I am writing this post in response to Bethany Nowviskie’s excellent storify collection that asks some important questions about the gender imbalance visible at the Digging into Data conference. Be sure to click “load more” and read the comments as well.
As a first year assistant professor, I have to admit that I am more concerned with learning the ropes at my new university and keeping my head above the waters of teaching and service than with applying for a grant of this scale.

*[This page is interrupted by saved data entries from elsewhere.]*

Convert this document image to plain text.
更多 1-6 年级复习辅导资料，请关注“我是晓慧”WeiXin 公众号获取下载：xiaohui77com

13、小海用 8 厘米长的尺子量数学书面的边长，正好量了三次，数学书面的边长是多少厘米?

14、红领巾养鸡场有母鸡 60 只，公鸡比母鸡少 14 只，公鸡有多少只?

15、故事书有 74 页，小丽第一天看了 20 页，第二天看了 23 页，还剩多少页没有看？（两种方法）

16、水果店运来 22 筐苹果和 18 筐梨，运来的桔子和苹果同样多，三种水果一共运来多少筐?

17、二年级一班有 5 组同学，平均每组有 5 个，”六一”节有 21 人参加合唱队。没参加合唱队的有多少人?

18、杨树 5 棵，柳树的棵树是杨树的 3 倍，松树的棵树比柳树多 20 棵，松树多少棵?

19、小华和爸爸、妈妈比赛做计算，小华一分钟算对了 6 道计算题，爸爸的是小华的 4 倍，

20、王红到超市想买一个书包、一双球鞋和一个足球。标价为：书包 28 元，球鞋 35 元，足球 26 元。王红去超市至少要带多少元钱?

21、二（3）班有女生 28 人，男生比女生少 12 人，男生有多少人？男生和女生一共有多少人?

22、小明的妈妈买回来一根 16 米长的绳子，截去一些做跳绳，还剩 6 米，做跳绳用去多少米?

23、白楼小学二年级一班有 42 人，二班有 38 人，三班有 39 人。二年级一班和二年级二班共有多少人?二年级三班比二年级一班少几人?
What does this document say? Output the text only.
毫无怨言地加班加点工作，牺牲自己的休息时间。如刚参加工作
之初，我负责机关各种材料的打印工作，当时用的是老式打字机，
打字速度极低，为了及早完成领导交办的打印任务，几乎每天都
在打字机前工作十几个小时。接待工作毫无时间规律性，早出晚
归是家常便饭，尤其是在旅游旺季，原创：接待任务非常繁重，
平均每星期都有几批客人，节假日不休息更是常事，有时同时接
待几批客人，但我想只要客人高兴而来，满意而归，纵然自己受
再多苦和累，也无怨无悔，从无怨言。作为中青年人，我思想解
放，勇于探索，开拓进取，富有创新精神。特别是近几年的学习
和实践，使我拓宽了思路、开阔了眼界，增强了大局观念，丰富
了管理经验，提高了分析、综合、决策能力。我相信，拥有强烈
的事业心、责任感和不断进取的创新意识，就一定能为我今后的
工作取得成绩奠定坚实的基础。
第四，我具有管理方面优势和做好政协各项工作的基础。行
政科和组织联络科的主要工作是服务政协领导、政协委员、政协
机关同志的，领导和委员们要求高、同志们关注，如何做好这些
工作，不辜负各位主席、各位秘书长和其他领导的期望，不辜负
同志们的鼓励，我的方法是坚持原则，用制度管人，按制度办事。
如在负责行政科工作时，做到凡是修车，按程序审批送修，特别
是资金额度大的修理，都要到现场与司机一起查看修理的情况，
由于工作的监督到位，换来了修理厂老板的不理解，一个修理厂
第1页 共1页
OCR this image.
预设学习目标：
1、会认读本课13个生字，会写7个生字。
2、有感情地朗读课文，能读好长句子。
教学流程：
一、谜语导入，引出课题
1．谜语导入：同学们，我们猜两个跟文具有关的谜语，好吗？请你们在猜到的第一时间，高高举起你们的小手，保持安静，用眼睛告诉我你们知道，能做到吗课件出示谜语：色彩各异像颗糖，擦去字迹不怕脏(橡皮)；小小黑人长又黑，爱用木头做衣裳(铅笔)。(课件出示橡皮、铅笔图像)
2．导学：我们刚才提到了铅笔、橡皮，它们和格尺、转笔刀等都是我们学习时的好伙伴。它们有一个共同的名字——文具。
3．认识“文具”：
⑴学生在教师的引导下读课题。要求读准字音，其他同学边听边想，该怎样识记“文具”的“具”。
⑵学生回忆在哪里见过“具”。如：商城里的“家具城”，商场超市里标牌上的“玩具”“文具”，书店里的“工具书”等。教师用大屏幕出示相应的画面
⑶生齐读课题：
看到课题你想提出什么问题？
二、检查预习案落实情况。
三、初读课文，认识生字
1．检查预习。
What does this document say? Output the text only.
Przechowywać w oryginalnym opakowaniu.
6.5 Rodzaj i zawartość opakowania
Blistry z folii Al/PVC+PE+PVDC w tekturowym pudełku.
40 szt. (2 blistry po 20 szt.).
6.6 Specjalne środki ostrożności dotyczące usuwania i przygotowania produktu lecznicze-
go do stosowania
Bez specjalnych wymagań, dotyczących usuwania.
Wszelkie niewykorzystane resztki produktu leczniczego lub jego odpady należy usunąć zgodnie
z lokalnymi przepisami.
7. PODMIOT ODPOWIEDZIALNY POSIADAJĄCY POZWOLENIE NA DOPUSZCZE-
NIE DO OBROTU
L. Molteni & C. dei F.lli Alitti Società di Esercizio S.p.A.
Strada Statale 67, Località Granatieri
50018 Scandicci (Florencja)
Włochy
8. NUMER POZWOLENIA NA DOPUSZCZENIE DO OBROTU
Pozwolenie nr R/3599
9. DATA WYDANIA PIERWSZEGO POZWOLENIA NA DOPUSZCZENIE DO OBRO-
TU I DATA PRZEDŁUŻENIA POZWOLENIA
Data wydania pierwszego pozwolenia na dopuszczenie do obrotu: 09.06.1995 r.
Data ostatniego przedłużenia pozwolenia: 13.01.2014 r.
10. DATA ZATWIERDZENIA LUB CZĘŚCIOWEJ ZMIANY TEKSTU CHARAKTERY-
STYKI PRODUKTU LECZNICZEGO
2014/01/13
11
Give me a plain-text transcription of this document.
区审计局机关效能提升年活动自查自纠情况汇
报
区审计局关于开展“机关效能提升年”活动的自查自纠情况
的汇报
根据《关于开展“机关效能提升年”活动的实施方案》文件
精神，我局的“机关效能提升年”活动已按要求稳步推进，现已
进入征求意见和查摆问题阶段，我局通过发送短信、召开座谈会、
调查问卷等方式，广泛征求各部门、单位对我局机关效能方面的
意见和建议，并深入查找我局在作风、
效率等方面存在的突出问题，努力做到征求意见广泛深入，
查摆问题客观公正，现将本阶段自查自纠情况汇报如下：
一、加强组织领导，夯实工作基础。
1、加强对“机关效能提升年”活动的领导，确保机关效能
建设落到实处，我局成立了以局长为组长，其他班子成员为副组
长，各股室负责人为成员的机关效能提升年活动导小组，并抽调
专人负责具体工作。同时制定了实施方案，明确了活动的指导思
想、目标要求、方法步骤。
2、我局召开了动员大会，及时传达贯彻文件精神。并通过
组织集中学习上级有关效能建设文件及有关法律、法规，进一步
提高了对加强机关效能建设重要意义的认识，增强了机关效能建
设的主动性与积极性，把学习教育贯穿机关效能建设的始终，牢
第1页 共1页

However, I do a bit of data analysis in my dissertation/book project so it isn’t inconceivable that some day I could find myself wanting to apply for this grant, or another like it. I admit to feeling intimidated by the thought due to A) a lack of statistics training and B) (possibly arising out of the former) a reluctance to commit to this type of engagement with data. I find myself less interested in “digging into” data than playing with it, poking at it, batting it around, deforming it (in the Jerome McGann / Lisa Samuels sense), and perhaps even breaking it. I suspect this is the response to framing and rhetoric noted by Nowviskie.
At MLA 2009, I heard a Digital Humanities talk in which one of the speakers encouraged the audience to move away from “doing science badly.” The phrase has really stuck with me, though likely not for the reason the speaker intended. I am fascinated with what we might learn from doing science badly. It’s not that I want to be irresponsible to the data. I don’t. But I take inspiration from this quote in Marshall McLuhan’s The Medium is the Massage,
Professionalism is environmental. Amateurism is anti-environmental. Professionalism merges the individual into patterns of total environment. Amateurism seeks the development of total awareness of the individual and the critical awareness of the groundrules of society. The amateur can afford to lose. (93)
So perhaps I should say that it’s less that I want to do science badly, than that I am reluctant to do it “professionally.” I like being a data amateur. Again, this may be related to a lack of statistical training. Though truth be told, this is not an insurmountable issue. I could easily pick up some books and even audit some classes at my university were I interested in overcoming this particular obstacle. So far, I’m not.
I am hesitant to label this an effect of gender, however. I do recall that as a child my well-meaning mother, perhaps in an effort to celebrate my natural affinity for words and reading, set up a dichotomy in which those who were good at words, were not good at numbers. Wanting to emulate my mother, who introduced me to the Bronte sisters when I was in fifth grade, I embraced my love of words. I took the minimal amount of math required and I suspect that I subconsciously wrote off any challenges with numbers as the unfortunate by-product of my linguistic prowess. It wasn’t until many years later, when I thrived at a job in which I was responsible for large financial forecasts and budgets, that I realized how deeply ingrained that dichotomy had been and as with many dichotomies, just how false it was. Again, this is not necessarily a gender issue. Though one might argue for it as the legacy of attitudes toward women in math and science from when my mother was in school in the 1960’s. However, I now recognize that I am not bad at numbers and I could develop my skills further in this area. But for whatever reason, I don’t.
Perhaps it is a matter of the right research question coming along. Perhaps someday the siren call of a large-scale data set will prompt me to step outside the realm of the amateur. Perhaps after I’ve found my footing as an assistant professor, I might have the intellectual resources to point in this direction. But for now, I find a certain liberty in the position of the amateur and am content to watch from the sidelines as the professionals do the digging.